Indem wir die spezifischen Situationen der Länder betrachten - nicht nur in Bezug auf ihren relativen Wohlstand, sondern auch in Bezug auf ihr Engagement in der Öffentlichkeit für Klimaprobleme - können wir nicht nur die strategische Bereitstellung von Mitteln zur Anpassung an den Klimawandel verbessern, sondern auch dazu beitragen, festzustellen, welche Art von Ansatz kann am besten sein.

Herausforderungen und Möglichkeiten

Natürlich gibt es neben der Google-Suche noch viele andere Möglichkeiten, um die Klimavorbereitung zu bewerten. Darüber hinaus ist der Internetzugang in vielen Ländern eingeschränkt, was bedeutet, dass der Verlauf der Google-Suche möglicherweise auf die Bedenken der wohlhabenderen oder verstädterten Bürger dieses Landes ausgerichtet ist.

Das Bewusstsein für den Klimawandel wurde zuvor gemessen Umfragen verwenden und Interviews. Dieser Ansatz liefert viele Details, ist aber auch mühsam und ressourcenintensiv. Unsere Big-Data-Methode kann daher hilfreich sein, um schnell und umfassend zu entscheiden, wo und wann Mittel für die Klimaanpassung bereitgestellt werden sollen.

Google-Suchverlaufsberichte geben auch keinen Aufschluss über die politischen Positionen der Regierungen zu Klimaproblemen. Dies ist ein bemerkenswertes Anliegen in Australien, das ein hohes Maß an öffentlichem Klimabewusstsein aufweist, zumindest gemessen an Google-Suchanfragen, aber auch ein Geschichte politischer Entscheidungen die keine Klimaschutzmaßnahmen liefern.

Inmitten der politischen Sackgasse in weiten Teilen der Welt können Big Data Aufschluss darüber geben, wie sich die Gesellschaft zu Umweltproblemen an der Basis fühlt. Dieser Ansatz bietet auch die Möglichkeit, sich mit anderen Big-Data-Projekten wie dem neuen von Google zu verknüpfen Environmental Insights Explorer und Datensatzsuche.

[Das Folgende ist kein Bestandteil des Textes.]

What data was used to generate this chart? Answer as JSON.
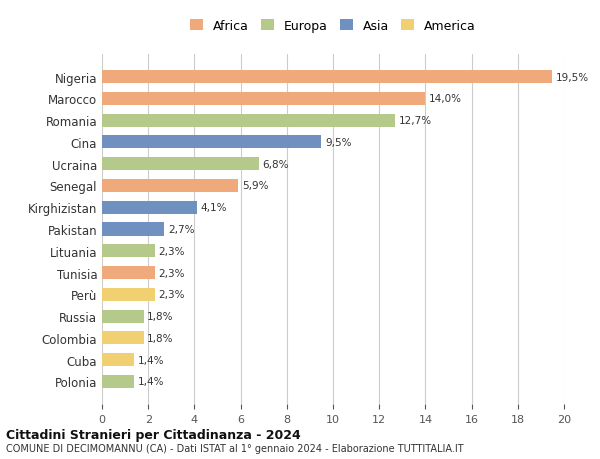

Das ungenutzte Potenzial von Big Data zur künftigen Gestaltung der Politik könnte den vom Klimawandel bedrohten Gemeinden Hoffnung geben.Das Gespräch

Über den Autor

Carla Archibald, Doktorandin, Naturschutzwissenschaft, Die Universität von Queensland und Nathalie Butt, Postdoc, Die Universität von Queensland

Dieser Artikel wird erneut veröffentlicht Das Gespräch unter einer Creative Commons-Lizenz. Lies das Original Artikel.